POLICY BRIEFINGS


Hart Health Strategies provides a comprehensive policy briefing on a weekly basis. This in-depth health policy briefing is sent out at the beginning of each week. The health policy briefing recaps the previous week and previews the week ahead. It alerts clients to upcoming congressional hearings, newly introduced bills, regulatory announcements, and implementation activity related to the Patient Protection and Affordable Care Act (PPACA) and other health laws.


THIS WEEK'S BRIEFING - SEPTEMBER 18, 2017


House Dems Request Market Stabilization Hearing


Democrats on the House Ways and Means Committee are requesting that the panel hold a hearing on the stabilization of the health insurance exchanges. In a letter to Chairman Kevin Brady (R-Texas), the Democratic members of the Committee cite the bipartisan hearings underway in the Senate Health, Education, Labor, and Pensions (HELP) Committee as an example. “We request that the Committee on Ways and Means, especially our Subcommittee on Health, likewise hold bipartisan hearings to set the course for expeditious action to stabilize individual insurance markets and lower costs,” they write. House Republicans, however, are generally seen as less open than their Senate colleagues to a bipartisan effort to stabilize the individual health insurance market.

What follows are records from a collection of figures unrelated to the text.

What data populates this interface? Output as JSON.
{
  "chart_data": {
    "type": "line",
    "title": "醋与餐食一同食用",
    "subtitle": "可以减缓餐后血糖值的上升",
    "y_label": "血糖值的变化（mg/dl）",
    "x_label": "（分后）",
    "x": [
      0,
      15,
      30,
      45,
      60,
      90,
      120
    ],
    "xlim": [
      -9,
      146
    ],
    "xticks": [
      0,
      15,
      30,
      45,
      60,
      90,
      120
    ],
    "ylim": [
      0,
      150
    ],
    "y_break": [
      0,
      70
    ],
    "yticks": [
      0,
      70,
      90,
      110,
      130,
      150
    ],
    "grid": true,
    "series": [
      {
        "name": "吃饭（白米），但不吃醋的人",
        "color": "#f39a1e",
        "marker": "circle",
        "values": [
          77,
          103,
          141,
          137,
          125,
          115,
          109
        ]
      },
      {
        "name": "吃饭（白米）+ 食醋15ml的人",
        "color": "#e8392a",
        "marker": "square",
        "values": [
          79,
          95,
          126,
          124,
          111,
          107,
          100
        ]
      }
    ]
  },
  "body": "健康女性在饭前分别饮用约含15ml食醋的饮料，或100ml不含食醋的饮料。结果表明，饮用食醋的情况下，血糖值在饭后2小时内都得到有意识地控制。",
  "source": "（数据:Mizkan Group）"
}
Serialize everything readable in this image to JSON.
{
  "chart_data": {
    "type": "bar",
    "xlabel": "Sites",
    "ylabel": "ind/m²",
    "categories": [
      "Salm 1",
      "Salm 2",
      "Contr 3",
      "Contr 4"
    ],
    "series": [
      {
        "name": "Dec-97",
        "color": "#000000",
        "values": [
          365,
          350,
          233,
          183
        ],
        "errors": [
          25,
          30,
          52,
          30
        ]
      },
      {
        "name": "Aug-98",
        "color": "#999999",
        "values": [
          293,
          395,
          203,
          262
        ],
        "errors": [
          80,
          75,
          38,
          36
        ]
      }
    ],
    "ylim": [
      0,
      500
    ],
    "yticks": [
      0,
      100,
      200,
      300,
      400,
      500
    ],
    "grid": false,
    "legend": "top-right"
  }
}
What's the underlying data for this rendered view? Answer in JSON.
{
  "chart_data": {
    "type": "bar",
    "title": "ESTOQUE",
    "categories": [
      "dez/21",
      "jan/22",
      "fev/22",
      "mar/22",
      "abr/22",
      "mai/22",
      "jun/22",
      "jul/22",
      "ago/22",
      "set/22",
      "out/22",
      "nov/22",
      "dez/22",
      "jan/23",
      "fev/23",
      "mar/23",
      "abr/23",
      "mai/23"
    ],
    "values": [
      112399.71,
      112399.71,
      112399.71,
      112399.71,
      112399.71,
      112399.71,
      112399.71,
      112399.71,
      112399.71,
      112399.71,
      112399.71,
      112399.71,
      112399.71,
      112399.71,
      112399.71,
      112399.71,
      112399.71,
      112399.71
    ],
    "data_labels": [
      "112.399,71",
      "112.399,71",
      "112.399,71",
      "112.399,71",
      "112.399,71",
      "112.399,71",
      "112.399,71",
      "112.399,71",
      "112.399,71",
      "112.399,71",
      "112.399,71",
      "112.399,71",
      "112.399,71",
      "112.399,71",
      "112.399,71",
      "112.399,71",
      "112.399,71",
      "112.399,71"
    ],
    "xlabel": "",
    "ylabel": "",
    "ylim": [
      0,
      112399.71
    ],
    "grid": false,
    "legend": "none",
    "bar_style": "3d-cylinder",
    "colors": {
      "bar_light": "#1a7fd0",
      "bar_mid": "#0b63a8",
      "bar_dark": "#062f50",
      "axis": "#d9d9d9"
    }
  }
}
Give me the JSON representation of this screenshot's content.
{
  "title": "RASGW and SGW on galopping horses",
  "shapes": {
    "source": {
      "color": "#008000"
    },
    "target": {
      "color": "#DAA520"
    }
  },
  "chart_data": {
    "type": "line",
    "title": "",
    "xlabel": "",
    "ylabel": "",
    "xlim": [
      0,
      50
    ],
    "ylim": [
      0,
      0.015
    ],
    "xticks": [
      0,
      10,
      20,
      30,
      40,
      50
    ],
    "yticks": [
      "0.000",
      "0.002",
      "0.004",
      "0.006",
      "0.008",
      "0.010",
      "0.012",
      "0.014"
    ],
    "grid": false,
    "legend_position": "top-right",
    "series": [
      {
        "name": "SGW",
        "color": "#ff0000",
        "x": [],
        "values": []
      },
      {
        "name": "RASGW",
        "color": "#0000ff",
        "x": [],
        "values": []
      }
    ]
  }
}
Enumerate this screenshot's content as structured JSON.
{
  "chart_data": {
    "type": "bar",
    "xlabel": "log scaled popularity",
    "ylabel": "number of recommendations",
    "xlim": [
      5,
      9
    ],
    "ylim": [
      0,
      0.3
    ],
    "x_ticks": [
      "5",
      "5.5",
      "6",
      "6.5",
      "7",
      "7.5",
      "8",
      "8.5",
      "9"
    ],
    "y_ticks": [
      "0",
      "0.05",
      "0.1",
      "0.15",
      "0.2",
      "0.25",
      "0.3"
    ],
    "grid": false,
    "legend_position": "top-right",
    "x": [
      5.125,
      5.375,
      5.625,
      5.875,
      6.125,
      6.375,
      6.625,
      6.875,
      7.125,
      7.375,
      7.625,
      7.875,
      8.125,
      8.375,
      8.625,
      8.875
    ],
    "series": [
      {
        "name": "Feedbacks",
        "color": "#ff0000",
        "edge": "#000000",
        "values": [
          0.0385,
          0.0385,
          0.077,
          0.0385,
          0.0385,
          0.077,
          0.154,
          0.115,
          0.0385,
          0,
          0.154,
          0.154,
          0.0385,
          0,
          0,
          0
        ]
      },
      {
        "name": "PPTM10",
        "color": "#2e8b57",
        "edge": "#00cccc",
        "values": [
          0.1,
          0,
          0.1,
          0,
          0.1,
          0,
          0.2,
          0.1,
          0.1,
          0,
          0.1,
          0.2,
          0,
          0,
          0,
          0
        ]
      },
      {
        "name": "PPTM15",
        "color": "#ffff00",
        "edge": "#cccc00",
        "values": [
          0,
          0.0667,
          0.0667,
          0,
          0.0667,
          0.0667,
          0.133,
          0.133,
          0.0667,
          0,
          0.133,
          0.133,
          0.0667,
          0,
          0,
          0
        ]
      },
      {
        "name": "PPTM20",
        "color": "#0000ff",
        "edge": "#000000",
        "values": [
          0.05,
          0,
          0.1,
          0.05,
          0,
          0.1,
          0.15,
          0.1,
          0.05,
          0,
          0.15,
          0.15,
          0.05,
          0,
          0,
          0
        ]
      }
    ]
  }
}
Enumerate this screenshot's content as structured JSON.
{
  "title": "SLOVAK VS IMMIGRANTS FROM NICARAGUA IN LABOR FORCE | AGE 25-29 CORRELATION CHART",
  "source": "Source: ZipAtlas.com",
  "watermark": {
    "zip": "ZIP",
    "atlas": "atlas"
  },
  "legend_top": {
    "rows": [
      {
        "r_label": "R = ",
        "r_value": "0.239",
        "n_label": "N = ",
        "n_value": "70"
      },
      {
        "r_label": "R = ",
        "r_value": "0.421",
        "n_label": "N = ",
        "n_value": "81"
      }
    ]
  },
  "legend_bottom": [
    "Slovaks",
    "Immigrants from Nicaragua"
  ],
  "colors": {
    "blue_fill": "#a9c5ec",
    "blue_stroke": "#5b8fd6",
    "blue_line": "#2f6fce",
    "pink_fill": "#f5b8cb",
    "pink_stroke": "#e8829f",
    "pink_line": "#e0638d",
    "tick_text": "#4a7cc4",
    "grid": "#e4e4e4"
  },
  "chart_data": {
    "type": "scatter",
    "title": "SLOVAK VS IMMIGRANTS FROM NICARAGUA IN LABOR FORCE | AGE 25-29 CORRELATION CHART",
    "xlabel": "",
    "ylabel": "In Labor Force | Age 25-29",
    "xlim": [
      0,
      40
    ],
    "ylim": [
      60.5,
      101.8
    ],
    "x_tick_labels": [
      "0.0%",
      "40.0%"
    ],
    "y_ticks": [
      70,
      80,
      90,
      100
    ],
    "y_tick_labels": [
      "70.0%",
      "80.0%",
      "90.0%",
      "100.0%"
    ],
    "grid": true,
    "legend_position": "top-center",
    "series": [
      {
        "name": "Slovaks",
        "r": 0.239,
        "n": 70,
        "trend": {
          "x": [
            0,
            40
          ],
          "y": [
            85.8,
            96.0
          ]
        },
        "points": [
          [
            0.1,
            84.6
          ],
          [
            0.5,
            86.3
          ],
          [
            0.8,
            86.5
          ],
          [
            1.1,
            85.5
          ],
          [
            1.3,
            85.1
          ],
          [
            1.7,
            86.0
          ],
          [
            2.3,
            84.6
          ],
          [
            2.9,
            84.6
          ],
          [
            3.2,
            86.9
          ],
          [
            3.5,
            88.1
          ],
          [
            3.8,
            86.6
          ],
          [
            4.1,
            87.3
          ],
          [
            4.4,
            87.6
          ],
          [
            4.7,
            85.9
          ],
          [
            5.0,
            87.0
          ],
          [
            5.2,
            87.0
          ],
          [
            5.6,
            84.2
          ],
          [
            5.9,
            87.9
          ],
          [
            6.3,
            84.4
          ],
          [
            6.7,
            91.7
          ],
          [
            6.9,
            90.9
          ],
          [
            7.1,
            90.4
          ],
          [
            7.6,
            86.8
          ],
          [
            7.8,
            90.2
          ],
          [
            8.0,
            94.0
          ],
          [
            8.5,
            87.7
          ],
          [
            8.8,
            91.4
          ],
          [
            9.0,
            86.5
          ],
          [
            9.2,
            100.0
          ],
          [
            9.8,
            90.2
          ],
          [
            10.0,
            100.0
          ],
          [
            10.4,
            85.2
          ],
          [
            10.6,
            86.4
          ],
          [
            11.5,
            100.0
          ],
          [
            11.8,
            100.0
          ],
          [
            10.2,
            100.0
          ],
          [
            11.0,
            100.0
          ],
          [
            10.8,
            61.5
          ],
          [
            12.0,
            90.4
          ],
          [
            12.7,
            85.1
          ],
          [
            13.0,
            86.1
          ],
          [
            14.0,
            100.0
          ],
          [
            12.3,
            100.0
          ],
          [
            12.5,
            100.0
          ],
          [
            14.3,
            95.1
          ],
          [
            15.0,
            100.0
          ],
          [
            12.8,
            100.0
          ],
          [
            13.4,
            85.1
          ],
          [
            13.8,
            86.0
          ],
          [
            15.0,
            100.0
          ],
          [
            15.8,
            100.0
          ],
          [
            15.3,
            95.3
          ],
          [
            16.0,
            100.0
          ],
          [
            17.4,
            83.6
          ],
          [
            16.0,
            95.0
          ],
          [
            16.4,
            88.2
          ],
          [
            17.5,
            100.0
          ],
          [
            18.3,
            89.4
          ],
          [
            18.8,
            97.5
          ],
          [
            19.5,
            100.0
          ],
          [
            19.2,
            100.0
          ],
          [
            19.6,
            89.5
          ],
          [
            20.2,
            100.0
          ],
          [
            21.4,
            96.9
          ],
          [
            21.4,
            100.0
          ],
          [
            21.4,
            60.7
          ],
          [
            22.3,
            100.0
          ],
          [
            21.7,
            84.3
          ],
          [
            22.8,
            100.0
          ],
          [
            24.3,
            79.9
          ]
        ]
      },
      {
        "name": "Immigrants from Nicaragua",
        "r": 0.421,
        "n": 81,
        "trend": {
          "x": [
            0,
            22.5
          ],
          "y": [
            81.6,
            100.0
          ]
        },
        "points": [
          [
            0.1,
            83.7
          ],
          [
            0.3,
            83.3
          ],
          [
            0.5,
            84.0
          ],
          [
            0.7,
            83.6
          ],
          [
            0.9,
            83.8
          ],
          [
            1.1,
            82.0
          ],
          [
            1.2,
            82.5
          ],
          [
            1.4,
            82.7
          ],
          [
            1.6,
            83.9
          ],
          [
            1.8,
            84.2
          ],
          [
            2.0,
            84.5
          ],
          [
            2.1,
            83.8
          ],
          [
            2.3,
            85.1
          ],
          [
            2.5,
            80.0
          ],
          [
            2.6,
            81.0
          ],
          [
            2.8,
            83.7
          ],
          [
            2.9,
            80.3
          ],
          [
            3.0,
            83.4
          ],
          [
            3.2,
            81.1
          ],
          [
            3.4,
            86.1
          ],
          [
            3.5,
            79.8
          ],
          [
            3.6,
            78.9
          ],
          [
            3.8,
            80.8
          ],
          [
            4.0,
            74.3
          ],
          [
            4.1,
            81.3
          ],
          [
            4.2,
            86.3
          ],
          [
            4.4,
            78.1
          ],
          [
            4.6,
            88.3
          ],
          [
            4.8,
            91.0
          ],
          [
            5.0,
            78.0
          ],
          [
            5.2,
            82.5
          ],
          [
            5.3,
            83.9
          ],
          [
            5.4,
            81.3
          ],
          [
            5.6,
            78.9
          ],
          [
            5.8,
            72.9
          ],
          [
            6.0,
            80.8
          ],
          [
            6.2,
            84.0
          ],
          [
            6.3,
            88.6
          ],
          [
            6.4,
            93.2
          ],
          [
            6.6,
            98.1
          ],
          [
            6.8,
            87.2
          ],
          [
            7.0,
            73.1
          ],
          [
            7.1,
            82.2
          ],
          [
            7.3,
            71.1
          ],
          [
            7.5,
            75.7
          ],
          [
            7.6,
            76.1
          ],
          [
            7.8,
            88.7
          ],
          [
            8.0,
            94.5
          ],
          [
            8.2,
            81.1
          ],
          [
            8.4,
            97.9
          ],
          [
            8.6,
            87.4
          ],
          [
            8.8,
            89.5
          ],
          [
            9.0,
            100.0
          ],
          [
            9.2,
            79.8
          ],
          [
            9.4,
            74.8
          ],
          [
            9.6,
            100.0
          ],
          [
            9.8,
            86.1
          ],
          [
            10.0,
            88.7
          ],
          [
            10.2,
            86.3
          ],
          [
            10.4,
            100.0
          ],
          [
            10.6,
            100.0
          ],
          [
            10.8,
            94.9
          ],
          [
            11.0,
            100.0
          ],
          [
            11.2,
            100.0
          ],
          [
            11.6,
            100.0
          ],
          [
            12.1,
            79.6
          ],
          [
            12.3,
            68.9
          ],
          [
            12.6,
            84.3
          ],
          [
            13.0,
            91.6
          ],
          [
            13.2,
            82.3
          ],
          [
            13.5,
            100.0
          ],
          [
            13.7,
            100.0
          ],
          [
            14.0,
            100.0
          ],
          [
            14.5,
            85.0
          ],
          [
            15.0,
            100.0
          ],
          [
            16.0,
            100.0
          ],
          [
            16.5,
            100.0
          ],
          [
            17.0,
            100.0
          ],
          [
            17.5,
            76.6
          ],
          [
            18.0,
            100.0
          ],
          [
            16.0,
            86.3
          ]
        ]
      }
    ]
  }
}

HELP Leadership Continues Work on Bipartisan ACA Fix


Chairman Lamar Alexander (R-Tenn.) has said that he hopes to present draft legislation to stabilize the individual exchange markets by the end of this week to Majority Leader Mitch McConnell (R-Ky.) and Minority Leader Chuck Schumer (D-N.Y.) so that they can work to schedule a vote on the measure during the last week of the month. The plan would likely fund cost-sharing reduction (CSR) payments for two years, allow people to buy catastrophic health care plans, and loosen restrictions for states seeking 1332 waivers. Sen. Rand Paul (R-Ky.) has already expressed opposition to any legislation that would provide funding to support the Affordable Care Act (ACA), though he believes that it will be possible to reach a bipartisan deal. Insurance companies have until September 27 to decide whether to participate in the exchanges next year.


Graham/Cassidy Unveil Final Repeal/Replace Effort


Sens. Lindsey Graham (R-S.C.), Bill Cassidy (R-La.), Dean Heller (R-Nev.), and Ron Johnson (R-Wis.) unveiled their legislation to repeal and replace the Affordable Care Act (ACA) on Wednesday. The proposal would convert $1.18 trillion in federal funding for Obamacare over the next seven years into block grants to states, while repealing the individual and employer mandates and the medical device tax. States would have the flexibility to waive some insurance regulations as a part of the block grant program, such as rules mandating coverage of essential health benefits (EHBs). Sen. Rand Paul (R-Ky.) has already come out in opposition to the Graham/Cassidy/Heller plan, arguing that it does not go far enough to repeal the 2010 health care law. While the legislation has received a strong endorsement from the White House, the chances of the measure passing before September 30 remain slim, with Republican leadership hesitant to endorse the plan and eager to move on to tax reform. Senate Finance Committee Chairman Orrin Hatch (R-Utah) believes the bill lacks strong enough support to warrant a vote on the floor. Fast-track budget reconciliation authority expires in 12 days, after which point Republicans would need a super majority of 60 votes, to pass Obamacare repeal. According to Sen. Graham, however, they are only three or four votes shy of the 51 votes required for passage, and are currently working to persuade Sens. Susan Collins (R-Maine) and Lisa Murkowski (R-Alaska), who were critical no votes in the earlier attempt to repeal Obamacare. Additionally, GOP leadership has already asked the Congressional Budget Office (CBO) to prioritize a score of the legislation which is necessary before consideration by the full Senate.